Nothing Special, but I think it's kinda neat and I'd like to see more pics of our great state.


----------



## Nor-tah

Those are good ones thanks for sharing. Check your PMs


----------



## LOAH

Not a chance. The funny rock formation is as close as I'll get to that one. I may change the caption on a couple of them though.


----------



## Pavlik

Very Nice! I did not even think about turning photos in to Google Earth! I think that I will give them some of my aireal photos now!


----------



## LOAH

Before you submit aerial photos, you should read up on their acceptance policy. They mention something about aerials, but I don't quite remember. I've seen a couple of aerials, but not too many.

You can post pretty much what you want on Panoramio, but it won't appear on GE unless it's some type of establishing shot like a landscape or city scene; something to go with the geographic location.


----------



## Pavlik

Ok, I can probably imagine why.

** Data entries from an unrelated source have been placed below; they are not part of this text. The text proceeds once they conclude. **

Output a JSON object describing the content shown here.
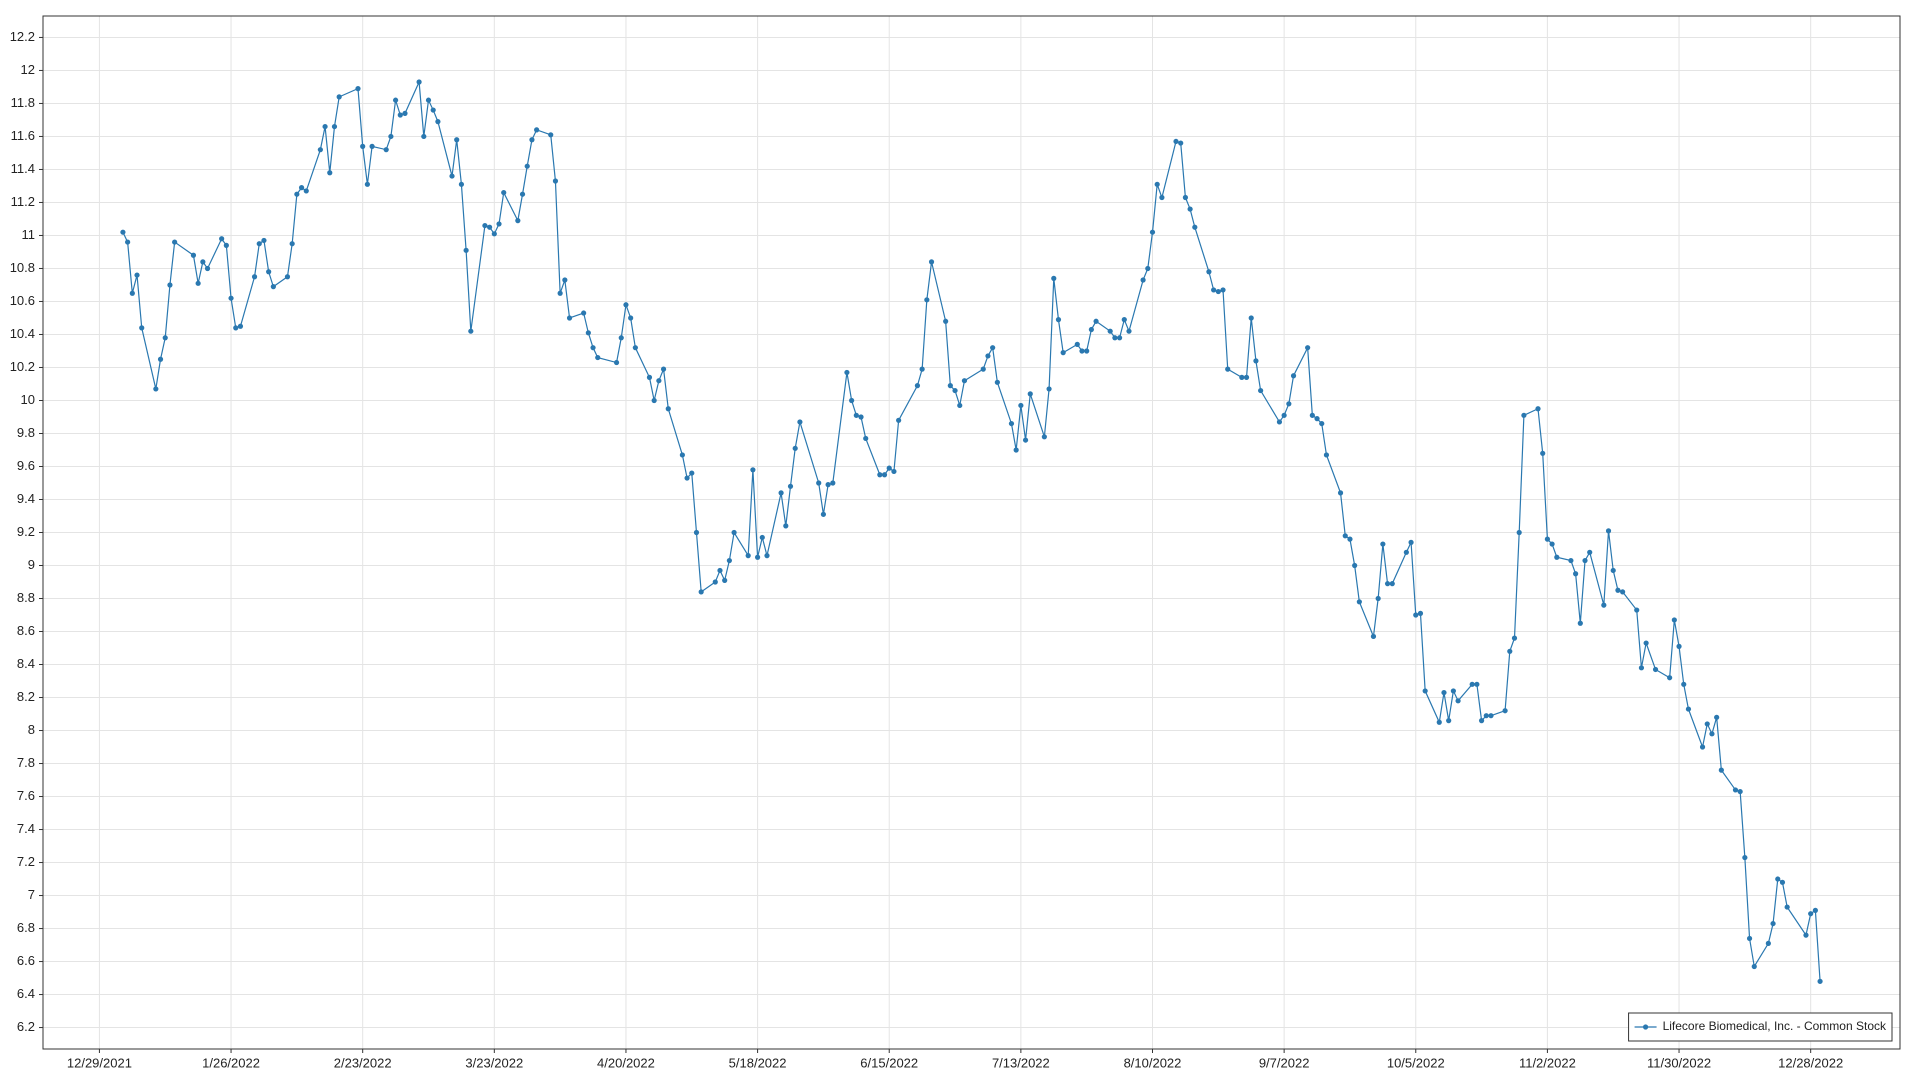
{
  "chart_data": {
    "type": "line",
    "x": [
      "2022-01-03",
      "2022-01-04",
      "2022-01-05",
      "2022-01-06",
      "2022-01-07",
      "2022-01-10",
      "2022-01-11",
      "2022-01-12",
      "2022-01-13",
      "2022-01-14",
      "2022-01-18",
      "2022-01-19",
      "2022-01-20",
      "2022-01-21",
      "2022-01-24",
      "2022-01-25",
      "2022-01-26",
      "2022-01-27",
      "2022-01-28",
      "2022-01-31",
      "2022-02-01",
      "2022-02-02",
      "2022-02-03",
      "2022-02-04",
      "2022-02-07",
      "2022-02-08",
      "2022-02-09",
      "2022-02-10",
      "2022-02-11",
      "2022-02-14",
      "2022-02-15",
      "2022-02-16",
      "2022-02-17",
      "2022-02-18",
      "2022-02-22",
      "2022-02-23",
      "2022-02-24",
      "2022-02-25",
      "2022-02-28",
      "2022-03-01",
      "2022-03-02",
      "2022-03-03",
      "2022-03-04",
      "2022-03-07",
      "2022-03-08",
      "2022-03-09",
      "2022-03-10",
      "2022-03-11",
      "2022-03-14",
      "2022-03-15",
      "2022-03-16",
      "2022-03-17",
      "2022-03-18",
      "2022-03-21",
      "2022-03-22",
      "2022-03-23",
      "2022-03-24",
      "2022-03-25",
      "2022-03-28",
      "2022-03-29",
      "2022-03-30",
      "2022-03-31",
      "2022-04-01",
      "2022-04-04",
      "2022-04-05",
      "2022-04-06",
      "2022-04-07",
      "2022-04-08",
      "2022-04-11",
      "2022-04-12",
      "2022-04-13",
      "2022-04-14",
      "2022-04-18",
      "2022-04-19",
      "2022-04-20",
      "2022-04-21",
      "2022-04-22",
      "2022-04-25",
      "2022-04-26",
      "2022-04-27",
      "2022-04-28",
      "2022-04-29",
      "2022-05-02",
      "2022-05-03",
      "2022-05-04",
      "2022-05-05",
      "2022-05-06",
      "2022-05-09",
      "2022-05-10",
      "2022-05-11",
      "2022-05-12",
      "2022-05-13",
      "2022-05-16",
      "2022-05-17",
      "2022-05-18",
      "2022-05-19",
      "2022-05-20",
      "2022-05-23",
      "2022-05-24",
      "2022-05-25",
      "2022-05-26",
      "2022-05-27",
      "2022-05-31",
      "2022-06-01",
      "2022-06-02",
      "2022-06-03",
      "2022-06-06",
      "2022-06-07",
      "2022-06-08",
      "2022-06-09",
      "2022-06-10",
      "2022-06-13",
      "2022-06-14",
      "2022-06-15",
      "2022-06-16",
      "2022-06-17",
      "2022-06-21",
      "2022-06-22",
      "2022-06-23",
      "2022-06-24",
      "2022-06-27",
      "2022-06-28",
      "2022-06-29",
      "2022-06-30",
      "2022-07-01",
      "2022-07-05",
      "2022-07-06",
      "2022-07-07",
      "2022-07-08",
      "2022-07-11",
      "2022-07-12",
      "2022-07-13",
      "2022-07-14",
      "2022-07-15",
      "2022-07-18",
      "2022-07-19",
      "2022-07-20",
      "2022-07-21",
      "2022-07-22",
      "2022-07-25",
      "2022-07-26",
      "2022-07-27",
      "2022-07-28",
      "2022-07-29",
      "2022-08-01",
      "2022-08-02",
      "2022-08-03",
      "2022-08-04",
      "2022-08-05",
      "2022-08-08",
      "2022-08-09",
      "2022-08-10",
      "2022-08-11",
      "2022-08-12",
      "2022-08-15",
      "2022-08-16",
      "2022-08-17",
      "2022-08-18",
      "2022-08-19",
      "2022-08-22",
      "2022-08-23",
      "2022-08-24",
      "2022-08-25",
      "2022-08-26",
      "2022-08-29",
      "2022-08-30",
      "2022-08-31",
      "2022-09-01",
      "2022-09-02",
      "2022-09-06",
      "2022-09-07",
      "2022-09-08",
      "2022-09-09",
      "2022-09-12",
      "2022-09-13",
      "2022-09-14",
      "2022-09-15",
      "2022-09-16",
      "2022-09-19",
      "2022-09-20",
      "2022-09-21",
      "2022-09-22",
      "2022-09-23",
      "2022-09-26",
      "2022-09-27",
      "2022-09-28",
      "2022-09-29",
      "2022-09-30",
      "2022-10-03",
      "2022-10-04",
      "2022-10-05",
      "2022-10-06",
      "2022-10-07",
      "2022-10-10",
      "2022-10-11",
      "2022-10-12",
      "2022-10-13",
      "2022-10-14",
      "2022-10-17",
      "2022-10-18",
      "2022-10-19",
      "2022-10-20",
      "2022-10-21",
      "2022-10-24",
      "2022-10-25",
      "2022-10-26",
      "2022-10-27",
      "2022-10-28",
      "2022-10-31",
      "2022-11-01",
      "2022-11-02",
      "2022-11-03",
      "2022-11-04",
      "2022-11-07",
      "2022-11-08",
      "2022-11-09",
      "2022-11-10",
      "2022-11-11",
      "2022-11-14",
      "2022-11-15",
      "2022-11-16",
      "2022-11-17",
      "2022-11-18",
      "2022-11-21",
      "2022-11-22",
      "2022-11-23",
      "2022-11-25",
      "2022-11-28",
      "2022-11-29",
      "2022-11-30",
      "2022-12-01",
      "2022-12-02",
      "2022-12-05",
      "2022-12-06",
      "2022-12-07",
      "2022-12-08",
      "2022-12-09",
      "2022-12-12",
      "2022-12-13",
      "2022-12-14",
      "2022-12-15",
      "2022-12-16",
      "2022-12-19",
      "2022-12-20",
      "2022-12-21",
      "2022-12-22",
      "2022-12-23",
      "2022-12-27",
      "2022-12-28",
      "2022-12-29",
      "2022-12-30"
    ],
    "series": [
      {
        "name": "Lifecore Biomedical, Inc. - Common Stock",
        "color": "#2a78b0",
        "values": [
          11.02,
          10.96,
          10.65,
          10.76,
          10.44,
          10.07,
          10.25,
          10.38,
          10.7,
          10.96,
          10.88,
          10.71,
          10.84,
          10.8,
          10.98,
          10.94,
          10.62,
          10.44,
          10.45,
          10.75,
          10.95,
          10.97,
          10.78,
          10.69,
          10.75,
          10.95,
          11.25,
          11.29,
          11.27,
          11.52,
          11.66,
          11.38,
          11.66,
          11.84,
          11.89,
          11.54,
          11.31,
          11.54,
          11.52,
          11.6,
          11.82,
          11.73,
          11.74,
          11.93,
          11.6,
          11.82,
          11.76,
          11.69,
          11.36,
          11.58,
          11.31,
          10.91,
          10.42,
          11.06,
          11.05,
          11.01,
          11.07,
          11.26,
          11.09,
          11.25,
          11.42,
          11.58,
          11.64,
          11.61,
          11.33,
          10.65,
          10.73,
          10.5,
          10.53,
          10.41,
          10.32,
          10.26,
          10.23,
          10.38,
          10.58,
          10.5,
          10.32,
          10.14,
          10.0,
          10.12,
          10.19,
          9.95,
          9.67,
          9.53,
          9.56,
          9.2,
          8.84,
          8.9,
          8.97,
          8.91,
          9.03,
          9.2,
          9.06,
          9.58,
          9.05,
          9.17,
          9.06,
          9.44,
          9.24,
          9.48,
          9.71,
          9.87,
          9.5,
          9.31,
          9.49,
          9.5,
          10.17,
          10.0,
          9.91,
          9.9,
          9.77,
          9.55,
          9.55,
          9.59,
          9.57,
          9.88,
          10.09,
          10.19,
          10.61,
          10.84,
          10.48,
          10.09,
          10.06,
          9.97,
          10.12,
          10.19,
          10.27,
          10.32,
          10.11,
          9.86,
          9.7,
          9.97,
          9.76,
          10.04,
          9.78,
          10.07,
          10.74,
          10.49,
          10.29,
          10.34,
          10.3,
          10.3,
          10.43,
          10.48,
          10.42,
          10.38,
          10.38,
          10.49,
          10.42,
          10.73,
          10.8,
          11.02,
          11.31,
          11.23,
          11.57,
          11.56,
          11.23,
          11.16,
          11.05,
          10.78,
          10.67,
          10.66,
          10.67,
          10.19,
          10.14,
          10.14,
          10.5,
          10.24,
          10.06,
          9.87,
          9.91,
          9.98,
          10.15,
          10.32,
          9.91,
          9.89,
          9.86,
          9.67,
          9.44,
          9.18,
          9.16,
          9.0,
          8.78,
          8.57,
          8.8,
          9.13,
          8.89,
          8.89,
          9.08,
          9.14,
          8.7,
          8.71,
          8.24,
          8.05,
          8.23,
          8.06,
          8.24,
          8.18,
          8.28,
          8.28,
          8.06,
          8.09,
          8.09,
          8.12,
          8.48,
          8.56,
          9.2,
          9.91,
          9.95,
          9.68,
          9.16,
          9.13,
          9.05,
          9.03,
          8.95,
          8.65,
          9.03,
          9.08,
          8.76,
          9.21,
          8.97,
          8.85,
          8.84,
          8.73,
          8.38,
          8.53,
          8.37,
          8.32,
          8.67,
          8.51,
          8.28,
          8.13,
          7.9,
          8.04,
          7.98,
          8.08,
          7.76,
          7.64,
          7.63,
          7.23,
          6.74,
          6.57,
          6.71,
          6.83,
          7.1,
          7.08,
          6.93,
          6.76,
          6.89,
          6.91,
          6.48
        ]
      }
    ],
    "xlim": [
      "2021-12-17",
      "2023-01-16"
    ],
    "xticks": [
      {
        "value": "2021-12-29",
        "label": "12/29/2021"
      },
      {
        "value": "2022-01-26",
        "label": "1/26/2022"
      },
      {
        "value": "2022-02-23",
        "label": "2/23/2022"
      },
      {
        "value": "2022-03-23",
        "label": "3/23/2022"
      },
      {
        "value": "2022-04-20",
        "label": "4/20/2022"
      },
      {
        "value": "2022-05-18",
        "label": "5/18/2022"
      },
      {
        "value": "2022-06-15",
        "label": "6/15/2022"
      },
      {
        "value": "2022-07-13",
        "label": "7/13/2022"
      },
      {
        "value": "2022-08-10",
        "label": "8/10/2022"
      },
      {
        "value": "2022-09-07",
        "label": "9/7/2022"
      },
      {
        "value": "2022-10-05",
        "label": "10/5/2022"
      },
      {
        "value": "2022-11-02",
        "label": "11/2/2022"
      },
      {
        "value": "2022-11-30",
        "label": "11/30/2022"
      },
      {
        "value": "2022-12-28",
        "label": "12/28/2022"
      }
    ],
    "ylim": [
      6.07,
      12.33
    ],
    "yticks": [
      6.2,
      6.4,
      6.6,
      6.8,
      7,
      7.2,
      7.4,
      7.6,
      7.8,
      8,
      8.2,
      8.4,
      8.6,
      8.8,
      9,
      9.2,
      9.4,
      9.6,
      9.8,
      10,
      10.2,
      10.4,
      10.6,
      10.8,
      11,
      11.2,
      11.4,
      11.6,
      11.8,
      12,
      12.2
    ],
    "grid": true,
    "legend": "lower right"
  }
}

Their whole system is one big aireal photo of the earth Maybe I will submit some of my nature photos to them.


----------



## Greenguy88

Cool looking shots LOAH. I always wondered how people get there pics on there, now I know!


----------



## Riverrat77

I have some shots on Google Earth as well.... not that I can remember where they were... but I know I submitted some and got a confirmation email about them being approved. 8)


----------



## waltny

Sounds good. I might have to add one or two of my favorite accessable to the public locations and see what happens...


----------



## hikein

On the subject of GE thought I'd try to load a GE photo. Any guess where?


----------



## LOAH

Skyline drive?


----------



## hikein

Nice! Yes, it horseshoe flat. You can see the big shoe and little shoe at top.


----------



## LOAH

The two round hills up top, to the right of the road? I was going to mention those because they look pretty neat in contrast to their surroundings.

I really didn't "know" it was Skyline Drive. I just figured it would be a good guess since that road goes EVERYWHERE! :lol:


----------



## Bears Butt

Very nice Loah! I have posted 3 of my own on that site too. One is East of Willard Utah and the other two are over by Randolph, Ut. It's fun to share pictures and where you took them.


----------